Las tierras de
Tlalpujahua son de rojo óxido, ocre o gris azuloso, y su verde es antiguo, de
cedros y encinos, escribió el artista plástico Gustavo Bernal Navarro. Con esos
colores pintó, con los de su pueblo natal, un real de minas que también lo fue
de la familia Rayón. La minería y la Independencia pusieron a Tlalpujahua en la
historia, y en sus más de cuatro siglos de laborío, la mina de Dos Estrellas
descolló como ninguna otra en pleno porfiriato. De sus filones, la más
importante fue, por su considerable potencia, la Veta Verde. Otros expoliaron
su riqueza; sembrar cultura, una centuria después, fue la encomienda que se
impuso Bernal, director fundador del Museo Tecnológico Minero, inaugurado en
marzo de 1999. Once esculturas de metal oxidado, una sala de esculturas hechas
de modelos para fundición, tres pinturas murales y una colección de 85 obras
pictóricas son el patrimonio artístico de este museo de sitio, una escultura en
sí mismo. Protegerlo es conservar en el paisaje histórico de Tlalpujahua una
veta que no se ha explorado a profundidad: la Veta Bernal, nuestra Veta Verde.

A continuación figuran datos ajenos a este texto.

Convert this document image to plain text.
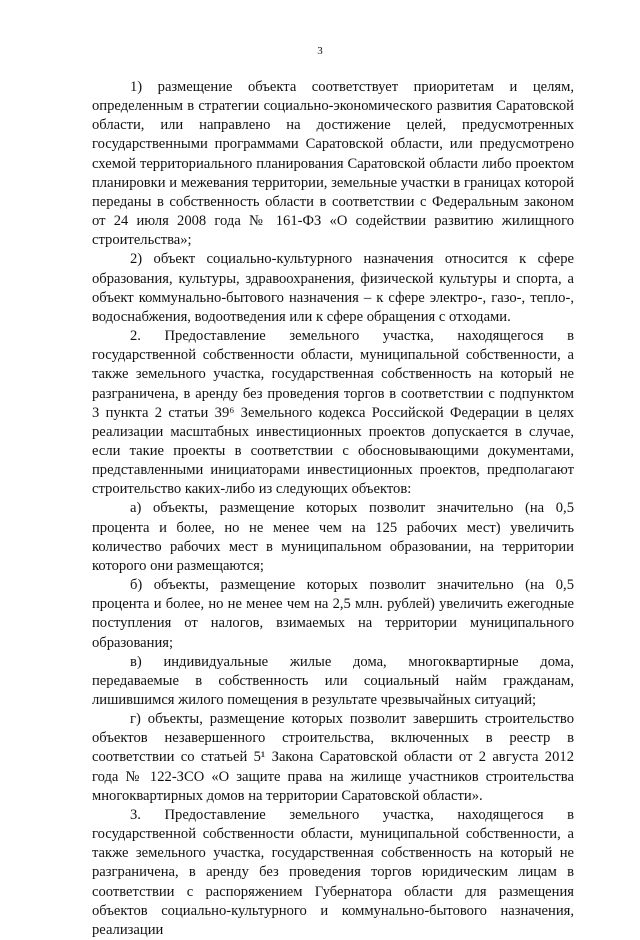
3

1) размещение объекта соответствует приоритетам и целям, определенным в стратегии социально-экономического развития Саратовской области, или направлено на достижение целей, предусмотренных государственными программами Саратовской области, или предусмотрено схемой территориального планирования Саратовской области либо проектом планировки и межевания территории, земельные участки в границах которой переданы в собственность области в соответствии с Федеральным законом от 24 июля 2008 года № 161-ФЗ «О содействии развитию жилищного строительства»;

2) объект социально-культурного назначения относится к сфере образования, культуры, здравоохранения, физической культуры и спорта, а объект коммунально-бытового назначения – к сфере электро-, газо-, тепло-, водоснабжения, водоотведения или к сфере обращения с отходами.

2. Предоставление земельного участка, находящегося в государственной собственности области, муниципальной собственности, а также земельного участка, государственная собственность на который не разграничена, в аренду без проведения торгов в соответствии с подпунктом 3 пункта 2 статьи 39⁶ Земельного кодекса Российской Федерации в целях реализации масштабных инвестиционных проектов допускается в случае, если такие проекты в соответствии с обосновывающими документами, представленными инициаторами инвестиционных проектов, предполагают строительство каких-либо из следующих объектов:

а) объекты, размещение которых позволит значительно (на 0,5 процента и более, но не менее чем на 125 рабочих мест) увеличить количество рабочих мест в муниципальном образовании, на территории которого они размещаются;

б) объекты, размещение которых позволит значительно (на 0,5 процента и более, но не менее чем на 2,5 млн. рублей) увеличить ежегодные поступления от налогов, взимаемых на территории муниципального образования;

в) индивидуальные жилые дома, многоквартирные дома, передаваемые в собственность или социальный найм гражданам, лишившимся жилого помещения в результате чрезвычайных ситуаций;

г) объекты, размещение которых позволит завершить строительство объектов незавершенного строительства, включенных в реестр в соответствии со статьей 5¹ Закона Саратовской области от 2 августа 2012 года № 122-ЗСО «О защите права на жилище участников строительства многоквартирных домов на территории Саратовской области».

3. Предоставление земельного участка, находящегося в государственной собственности области, муниципальной собственности, а также земельного участка, государственная собственность на который не разграничена, в аренду без проведения торгов юридическим лицам в соответствии с распоряжением Губернатора области для размещения объектов социально-культурного и коммунально-бытового назначения, реализации
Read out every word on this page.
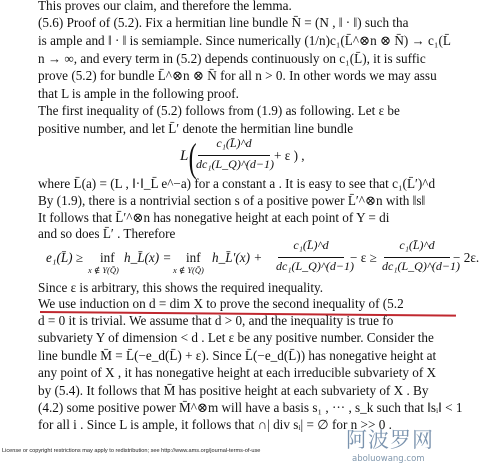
This proves our claim, and therefore the lemma.
(5.6) Proof of (5.2). Fix a hermitian line bundle N̄ = (N , ‖ · ‖) such tha
is ample and ‖ · ‖ is semiample. Since numerically (1/n)c₁(L̄^⊗n ⊗ N̄) → c₁(L̄
n → ∞, and every term in (5.2) depends continuously on c₁(L̄), it is suffic
prove (5.2) for bundle L̄^⊗n ⊗ N̄ for all n > 0. In other words we may assu
that L is ample in the following proof.
The first inequality of (5.2) follows from (1.9) as following. Let ε be
positive number, and let L̄′ denote the hermitian line bundle
L (	c₁(L̄)^d
dc₁(L_Q)^(d−1)
+ ε ) ,
where L̄(a) = (L , ‖·‖_L̄ e^−a) for a constant a . It is easy to see that c₁(L̄′)^d
By (1.9), there is a nontrivial section s of a positive power L̄′^⊗n with ‖s‖
It follows that L̄′^⊗n has nonegative height at each point of Y = di
and so does L̄′ . Therefore
e₁(L̄) ≥ inf
x ∉ Y(Q̄)
h_L̄(x) = inf
x ∉ Y(Q̄)
h_L̄′(x) +
c₁(L̄)^d
dc₁(L_Q)^(d−1)
− ε ≥
c₁(L̄)^d
dc₁(L_Q)^(d−1)
− 2ε.
Since ε is arbitrary, this shows the required inequality.
We use induction on d = dim X to prove the second inequality of (5.2
d = 0 it is trivial. We assume that d > 0, and the inequality is true fo
subvariety Y of dimension < d . Let ε be any positive number. Consider the
line bundle M̄ = L̄(−e_d(L̄) + ε). Since L̄(−e_d(L̄)) has nonegative height at
any point of X , it has nonegative height at each irreducible subvariety of X
by (5.4). It follows that M̄ has positive height at each subvariety of X . By
(4.2) some positive power M̄^⊗m will have a basis s₁ , ··· , s_k such that ‖sᵢ‖ < 1
for all i . Since L is ample, it follows that ∩| div sᵢ| = ∅ for n >> 0 .
License or copyright restrictions may apply to redistribution; see http://www.ams.org/journal-terms-of-use	阿波罗网
aboluowang.com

Sus venas son carbón de tierra y anida en él una lumbre que aviva
e ilumina. La brasa de sus manos retrata al trabajador esforzado, a la mujer
con rebozo, al México que nos despojaron. Los mineros ocupan aquí un lugar
predominante: una docena de cuadros está en el centro de esta colección que, de
forma similar a las del museo, se integró con la determinación del Destino.
Encontró su espacio, su extracción,
entendido como origen.
Hay que excavar también la veta para descubrir las palabras que
imantaban a Gustavo: Libertad, la que da vida; no sólo para crear, sino para
que sus pinturas removieran la maleza en nuestros corazones. Libertad en verde
vivo. Vegetación, maguey, montaña. A veces hasta el cielo es verde como el jade,
y bajo su embeleso perros, coyotes, jaguares, caballos y ángeles son más
humanos que quienes buscan en el infortunio ajeno su propia fortuna.
La suerte, el destino o la diosa fortuna colmaba los sueños de los
gambusinos, decía. En los suyos, Gustavo Bernal se veía como un dragón, como el
guardián del tesoro que un día saldrá a la luz. Veía un parto de soles, el oro
derramado en la bocamina, las tres caras de un minero, las plumas del
Tecnocóatl. Y se entregó a su destino: los últimos quince años de su vida los
dedicó a labrar un museo y, como quien intuye el equilibrio de la geometría o
el fractal en la naturaleza, colgó en él algunas de sus obras, alguna madera a
medio quemar, alguna carretilla suspendida, alguna abstracción onírica. La
colección de Las Dos Estrellas es la última mariposa que reposó en su vista, el
papalote que sigue sosteniendo su mano.